Se o projecto de estatuto for aprovado sem alterações, o decreto da Assembleia da República é enviado ao Presidente da República para promulgação.

Artigo 172.º — Aprovação com alterações ou rejeição

1 - Se o projecto de estatuto for aprovado com alterações ou for rejeitado, é remetido à respectiva assembleia regional para apreciação e emissão de parecer.

2 - Recebido o parecer da assembleia regional, é submetido à comissão competente da Assembleia da República.

3 - As sugestões de alteração eventualmente contidas no parecer da assembleia regional podem ser incluídas em texto de substituição ou ser objecto de propostas de alteração a apresentar ao Plenário.

4 - A Assembleia da República procede à discussão e deliberação final.

Artigo 173.º — Alterações supervenientes

O regime previsto nos artigos anteriores é aplicável às alterações dos estatutos.

DIVISÃO II — Aprovação do estatuto do território de Macau
Artigo 174.º — Iniciativa

1 - A iniciativa legislativa em matéria de estatuto do território de Macau, para efeitos de alterações ao estatuto em vigor ou da sua substituição, nos termos do artigo 292.º da Constituição, compete à Assembleia Legislativa de Macau ou ao Governo de Macau, nesse caso ouvida a Assembleia Legislativa de Macau e precedendo parecer do Conselho de Estado.

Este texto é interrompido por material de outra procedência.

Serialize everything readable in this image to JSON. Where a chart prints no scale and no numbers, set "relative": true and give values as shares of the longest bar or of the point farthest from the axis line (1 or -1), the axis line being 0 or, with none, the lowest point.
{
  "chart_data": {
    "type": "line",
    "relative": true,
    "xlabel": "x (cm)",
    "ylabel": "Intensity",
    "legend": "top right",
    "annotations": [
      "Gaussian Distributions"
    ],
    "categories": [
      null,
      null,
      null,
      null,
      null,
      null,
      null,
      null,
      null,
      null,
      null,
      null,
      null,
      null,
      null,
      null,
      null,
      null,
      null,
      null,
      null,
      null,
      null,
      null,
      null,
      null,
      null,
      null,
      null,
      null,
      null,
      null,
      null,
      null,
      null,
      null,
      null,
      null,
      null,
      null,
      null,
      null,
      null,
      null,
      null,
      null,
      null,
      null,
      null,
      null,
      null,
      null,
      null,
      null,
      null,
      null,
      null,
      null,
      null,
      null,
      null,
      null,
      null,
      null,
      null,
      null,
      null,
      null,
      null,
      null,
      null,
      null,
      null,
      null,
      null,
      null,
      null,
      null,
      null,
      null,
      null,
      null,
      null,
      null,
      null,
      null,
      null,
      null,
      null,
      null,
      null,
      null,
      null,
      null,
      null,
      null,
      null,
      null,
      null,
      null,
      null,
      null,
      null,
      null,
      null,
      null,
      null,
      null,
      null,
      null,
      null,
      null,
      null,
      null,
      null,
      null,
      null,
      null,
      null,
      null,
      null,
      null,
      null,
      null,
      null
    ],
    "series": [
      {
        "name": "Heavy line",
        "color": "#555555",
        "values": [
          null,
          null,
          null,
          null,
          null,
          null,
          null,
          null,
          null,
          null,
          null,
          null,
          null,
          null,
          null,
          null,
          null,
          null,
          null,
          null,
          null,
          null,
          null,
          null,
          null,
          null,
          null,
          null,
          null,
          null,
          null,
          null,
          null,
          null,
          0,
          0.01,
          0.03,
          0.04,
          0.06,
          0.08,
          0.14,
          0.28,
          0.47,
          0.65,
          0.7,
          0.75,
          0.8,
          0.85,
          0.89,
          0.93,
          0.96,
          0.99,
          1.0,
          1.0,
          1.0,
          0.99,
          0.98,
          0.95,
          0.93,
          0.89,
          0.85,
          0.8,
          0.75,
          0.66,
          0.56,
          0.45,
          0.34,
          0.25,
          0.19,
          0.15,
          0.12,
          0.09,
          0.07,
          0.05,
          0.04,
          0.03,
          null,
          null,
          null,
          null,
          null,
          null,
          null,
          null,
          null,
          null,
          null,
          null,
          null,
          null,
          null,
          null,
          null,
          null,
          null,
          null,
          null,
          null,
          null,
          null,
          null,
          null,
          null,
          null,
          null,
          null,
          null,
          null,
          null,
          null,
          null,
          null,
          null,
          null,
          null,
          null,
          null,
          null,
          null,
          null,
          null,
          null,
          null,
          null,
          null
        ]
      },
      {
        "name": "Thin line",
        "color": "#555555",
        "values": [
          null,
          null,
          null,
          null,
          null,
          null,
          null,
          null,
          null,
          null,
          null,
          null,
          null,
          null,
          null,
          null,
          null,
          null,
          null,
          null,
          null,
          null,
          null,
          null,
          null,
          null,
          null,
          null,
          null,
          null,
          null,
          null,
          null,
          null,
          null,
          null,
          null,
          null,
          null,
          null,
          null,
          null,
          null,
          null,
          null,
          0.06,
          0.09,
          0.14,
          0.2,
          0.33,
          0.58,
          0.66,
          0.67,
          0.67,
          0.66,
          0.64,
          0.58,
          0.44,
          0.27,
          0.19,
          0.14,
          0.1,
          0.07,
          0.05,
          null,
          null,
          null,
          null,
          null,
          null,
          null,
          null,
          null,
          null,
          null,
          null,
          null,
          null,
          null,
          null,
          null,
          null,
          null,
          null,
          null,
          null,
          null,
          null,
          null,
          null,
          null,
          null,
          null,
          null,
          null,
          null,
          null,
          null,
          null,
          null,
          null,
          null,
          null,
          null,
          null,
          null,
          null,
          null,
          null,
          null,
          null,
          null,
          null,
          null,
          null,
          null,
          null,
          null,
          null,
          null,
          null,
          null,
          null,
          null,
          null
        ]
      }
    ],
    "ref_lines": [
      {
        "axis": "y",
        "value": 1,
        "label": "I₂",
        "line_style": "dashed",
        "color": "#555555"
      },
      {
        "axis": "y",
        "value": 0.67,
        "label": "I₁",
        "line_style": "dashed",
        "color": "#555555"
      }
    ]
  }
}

2 - Podem apresentar propostas de alteração os Deputados e o Governo.

Artigo 175.º — Parecer do Conselho de Estado

O projecto de alterações ou de estatuto novo é enviado à Assembleia da República, acompanhado do parecer do Conselho de Estado, sem o que não pode ser apreciado.

Artigo 176.º — Apreciação em comissão, discussão e votação

A apreciação em comissão, bem como a discussão e votação do estatuto do território de Macau, efectuam-se nos termos gerais do processo legislativo.

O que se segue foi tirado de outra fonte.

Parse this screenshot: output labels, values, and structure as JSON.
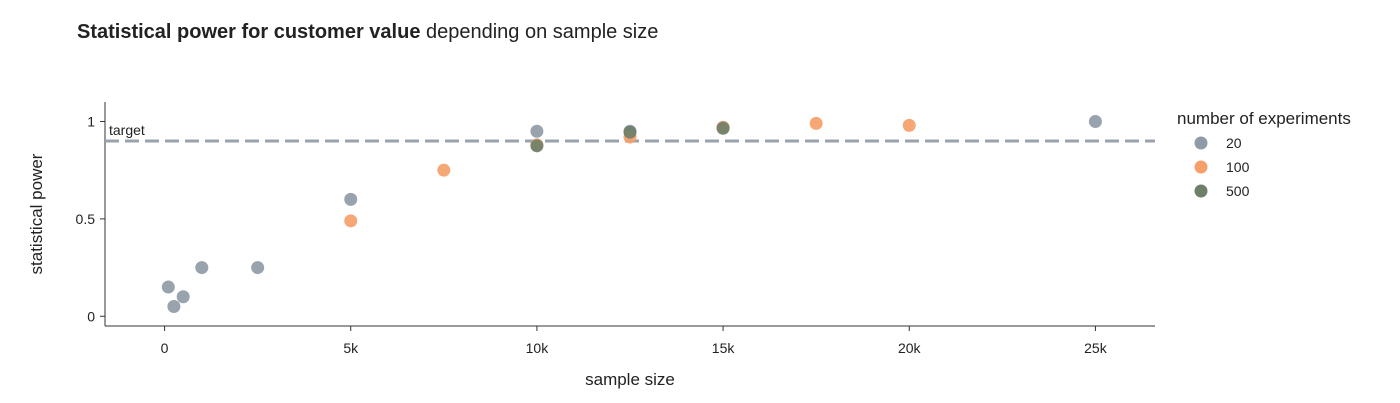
{
  "chart_data": {
    "type": "scatter",
    "title_bold": "Statistical power for customer value",
    "title_rest": " depending on sample size",
    "xlabel": "sample size",
    "ylabel": "statistical power",
    "xlim": [
      -1600,
      26600
    ],
    "ylim": [
      -0.05,
      1.1
    ],
    "x_ticks": [
      0,
      5000,
      10000,
      15000,
      20000,
      25000
    ],
    "x_tick_labels": [
      "0",
      "5k",
      "10k",
      "15k",
      "20k",
      "25k"
    ],
    "y_ticks": [
      0,
      0.5,
      1
    ],
    "y_tick_labels": [
      "0",
      "0.5",
      "1"
    ],
    "grid": false,
    "legend": {
      "title": "number of experiments",
      "position": "right"
    },
    "target_line": {
      "y": 0.9,
      "label": "target",
      "color": "#9aa3ad"
    },
    "series": [
      {
        "name": "20",
        "color": "#8f9ba6",
        "points": [
          {
            "x": 100,
            "y": 0.15
          },
          {
            "x": 250,
            "y": 0.05
          },
          {
            "x": 500,
            "y": 0.1
          },
          {
            "x": 1000,
            "y": 0.25
          },
          {
            "x": 2500,
            "y": 0.25
          },
          {
            "x": 5000,
            "y": 0.6
          },
          {
            "x": 10000,
            "y": 0.95
          },
          {
            "x": 12500,
            "y": 0.95
          },
          {
            "x": 15000,
            "y": 0.97
          },
          {
            "x": 25000,
            "y": 1.0
          }
        ]
      },
      {
        "name": "100",
        "color": "#f5a06a",
        "points": [
          {
            "x": 5000,
            "y": 0.49
          },
          {
            "x": 7500,
            "y": 0.75
          },
          {
            "x": 10000,
            "y": 0.88
          },
          {
            "x": 12500,
            "y": 0.92
          },
          {
            "x": 15000,
            "y": 0.97
          },
          {
            "x": 17500,
            "y": 0.99
          },
          {
            "x": 20000,
            "y": 0.98
          }
        ]
      },
      {
        "name": "500",
        "color": "#6e8068",
        "points": [
          {
            "x": 10000,
            "y": 0.875
          },
          {
            "x": 12500,
            "y": 0.945
          },
          {
            "x": 15000,
            "y": 0.965
          }
        ]
      }
    ]
  }
}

Artigo 177.º — Aprovação sem alterações

Se o projecto for aprovado sem alterações, o decreto da Assembleia da República é enviado ao Presidente da República para promulgação.

Artigo 178.º — Aprovação com alterações ou rejeição

1 - Se o projecto for aprovado com alterações ou for rejeitado, é devolvido, no primeiro caso, com as alterações, à Assembleia Legislativa de Macau para apreciação e nova deliberação.

2 - Se a Assembleia Legislativa de Macau se pronunciar favoravelmente, a sua deliberação é comunicada ao Presidente da República, que envia o decreto desta ao Presidente da República para promulgação.